Conventionally, microfabrication of semiconductor substrates has been carried out by lithography using a photoresist composition in the production of semiconductor devices. For the microfabrication of semiconductor substrates, there is a known fabrication method in which a resist film formed from a photoresist composition is formed on a substrate to be fabricated such as a silicon wafer, active rays such as ultraviolet rays are applied onto the resist film through a mask pattern with a pattern that is transferred to a semiconductor device, the resist thin film is developed for patterning, and the substrate to be fabricated such as a silicon wafer is etched using the obtained photoresist pattern as a protective film to transfer the pattern to the substrate.
In recent years, highly integrated semiconductor devices require a finer resist pattern. To address this, the active rays used for the patterning of resist films have been likely to have a shorter wavelength from a KrF excimer laser (248 nm) to an ArF excimer laser (193 nm). However, the use of active rays having a short wavelength has a higher possibility of causing significant problems such as resolution reduction due to the effects of irregular reflections of the applied active rays from a substrate and standing waves. In order to solve such a problem, a bottom anti-reflective coating (BARC) has been widely employed between the photoresist and the substrate to be fabricated as a resist underlayer film.
In future, when a finer resist pattern will be further developed, a thinner resist will be required in order to prevent problems such as the resolution reduction and collapse of a resist pattern after development. However, the thinner resist cannot provide a resist pattern film thickness sufficient for the fabrication of a substrate.

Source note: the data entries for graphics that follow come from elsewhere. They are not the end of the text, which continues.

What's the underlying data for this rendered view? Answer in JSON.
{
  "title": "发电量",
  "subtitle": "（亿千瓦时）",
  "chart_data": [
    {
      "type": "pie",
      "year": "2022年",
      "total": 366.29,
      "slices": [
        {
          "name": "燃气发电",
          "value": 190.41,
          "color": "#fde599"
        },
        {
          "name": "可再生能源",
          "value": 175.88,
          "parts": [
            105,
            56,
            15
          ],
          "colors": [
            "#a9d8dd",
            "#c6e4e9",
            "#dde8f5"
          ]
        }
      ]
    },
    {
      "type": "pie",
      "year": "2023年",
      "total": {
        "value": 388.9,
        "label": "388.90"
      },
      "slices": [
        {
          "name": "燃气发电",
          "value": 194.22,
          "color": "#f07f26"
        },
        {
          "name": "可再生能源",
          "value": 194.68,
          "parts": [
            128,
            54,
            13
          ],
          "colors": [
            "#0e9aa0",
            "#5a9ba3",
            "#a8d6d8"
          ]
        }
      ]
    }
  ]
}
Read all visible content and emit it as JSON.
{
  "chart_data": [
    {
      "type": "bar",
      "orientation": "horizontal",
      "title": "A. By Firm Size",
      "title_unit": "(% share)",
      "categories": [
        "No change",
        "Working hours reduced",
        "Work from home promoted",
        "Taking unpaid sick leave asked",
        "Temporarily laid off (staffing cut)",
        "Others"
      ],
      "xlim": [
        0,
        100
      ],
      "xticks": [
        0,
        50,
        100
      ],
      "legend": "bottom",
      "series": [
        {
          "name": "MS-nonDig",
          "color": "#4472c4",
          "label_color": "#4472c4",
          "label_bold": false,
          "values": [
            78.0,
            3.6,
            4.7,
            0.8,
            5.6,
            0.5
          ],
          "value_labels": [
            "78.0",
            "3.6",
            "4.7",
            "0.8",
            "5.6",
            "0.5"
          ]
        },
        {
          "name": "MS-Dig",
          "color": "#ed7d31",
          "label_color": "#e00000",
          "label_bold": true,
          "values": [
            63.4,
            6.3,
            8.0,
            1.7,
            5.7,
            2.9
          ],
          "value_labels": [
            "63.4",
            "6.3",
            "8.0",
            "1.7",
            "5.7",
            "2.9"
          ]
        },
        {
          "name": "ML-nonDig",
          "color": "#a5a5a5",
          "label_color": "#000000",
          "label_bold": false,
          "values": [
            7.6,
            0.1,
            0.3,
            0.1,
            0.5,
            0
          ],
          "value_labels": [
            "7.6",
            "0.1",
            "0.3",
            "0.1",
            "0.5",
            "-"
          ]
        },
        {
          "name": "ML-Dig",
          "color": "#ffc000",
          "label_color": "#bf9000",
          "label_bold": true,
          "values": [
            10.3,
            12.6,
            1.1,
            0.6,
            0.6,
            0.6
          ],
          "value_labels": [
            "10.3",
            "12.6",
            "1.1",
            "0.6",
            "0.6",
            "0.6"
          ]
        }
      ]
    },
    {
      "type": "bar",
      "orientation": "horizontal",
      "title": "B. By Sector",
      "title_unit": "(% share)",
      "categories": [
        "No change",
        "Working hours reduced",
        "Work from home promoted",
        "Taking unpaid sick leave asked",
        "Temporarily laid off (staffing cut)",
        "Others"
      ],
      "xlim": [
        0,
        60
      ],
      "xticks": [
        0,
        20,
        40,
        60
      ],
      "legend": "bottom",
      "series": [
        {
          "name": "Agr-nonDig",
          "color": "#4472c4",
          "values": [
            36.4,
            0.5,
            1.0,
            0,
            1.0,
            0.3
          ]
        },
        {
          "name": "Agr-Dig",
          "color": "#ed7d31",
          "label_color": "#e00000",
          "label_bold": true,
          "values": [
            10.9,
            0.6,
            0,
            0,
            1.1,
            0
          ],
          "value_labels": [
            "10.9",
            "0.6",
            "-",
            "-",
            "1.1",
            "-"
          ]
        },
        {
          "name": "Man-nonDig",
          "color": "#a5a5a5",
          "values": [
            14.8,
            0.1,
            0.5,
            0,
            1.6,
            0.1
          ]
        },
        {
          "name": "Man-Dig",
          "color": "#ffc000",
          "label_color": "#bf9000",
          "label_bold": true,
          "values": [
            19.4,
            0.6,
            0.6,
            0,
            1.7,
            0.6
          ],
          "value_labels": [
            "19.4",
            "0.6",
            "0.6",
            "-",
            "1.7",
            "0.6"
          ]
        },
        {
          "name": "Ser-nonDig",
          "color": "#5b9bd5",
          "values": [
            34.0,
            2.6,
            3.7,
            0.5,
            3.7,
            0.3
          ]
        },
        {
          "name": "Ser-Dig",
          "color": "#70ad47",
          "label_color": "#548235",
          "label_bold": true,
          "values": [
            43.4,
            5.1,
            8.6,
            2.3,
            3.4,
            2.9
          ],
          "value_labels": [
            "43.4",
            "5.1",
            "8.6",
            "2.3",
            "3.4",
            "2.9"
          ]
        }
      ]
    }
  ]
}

To address this, there is required a process for imparting a function as a mask during the substrate fabrication to a resist underlayer film that is formed between the resist and a semiconductor substrate to be fabricated in addition to the resist pattern.
As the resist underlayer film for such a process, unlike a conventional resist underlayer film having a high etching rate, a resist underlayer film having a similar selection ratio of dry etching rate to that of a resist, a resist underlayer film having a smaller selection ratio of dry etching rate than that of a resist, or a resist underlayer film having a smaller selection ratio of dry etching rate than that of a semiconductor substrate is used.
There are known resist underlayer film forming compositions including various polymers for forming the resist underlayer film. For example, there are disclosed a resist underlayer film forming composition including polyvinylcarbazole (see Patent Document 1, Patent Document 2, and Patent Document 3), a resist underlayer film forming composition including a fluorene phenol novolak resin (for example, see Patent Document 4), a resist underlayer film forming composition including a fluorene naphthol novolak resin (for example, see Patent Document 5), and a resist underlayer film forming composition including a resin containing a fluorene phenol and an aryl alkylene as repeating units (for example, see Patent Document 6 and Patent Document 7).
There is also disclosed a novolak resin that is used as an insulating material for printed wiring, boards and the like, has high heat resistance, and uses carbazole and acetaldehyde (see Patent Document 8).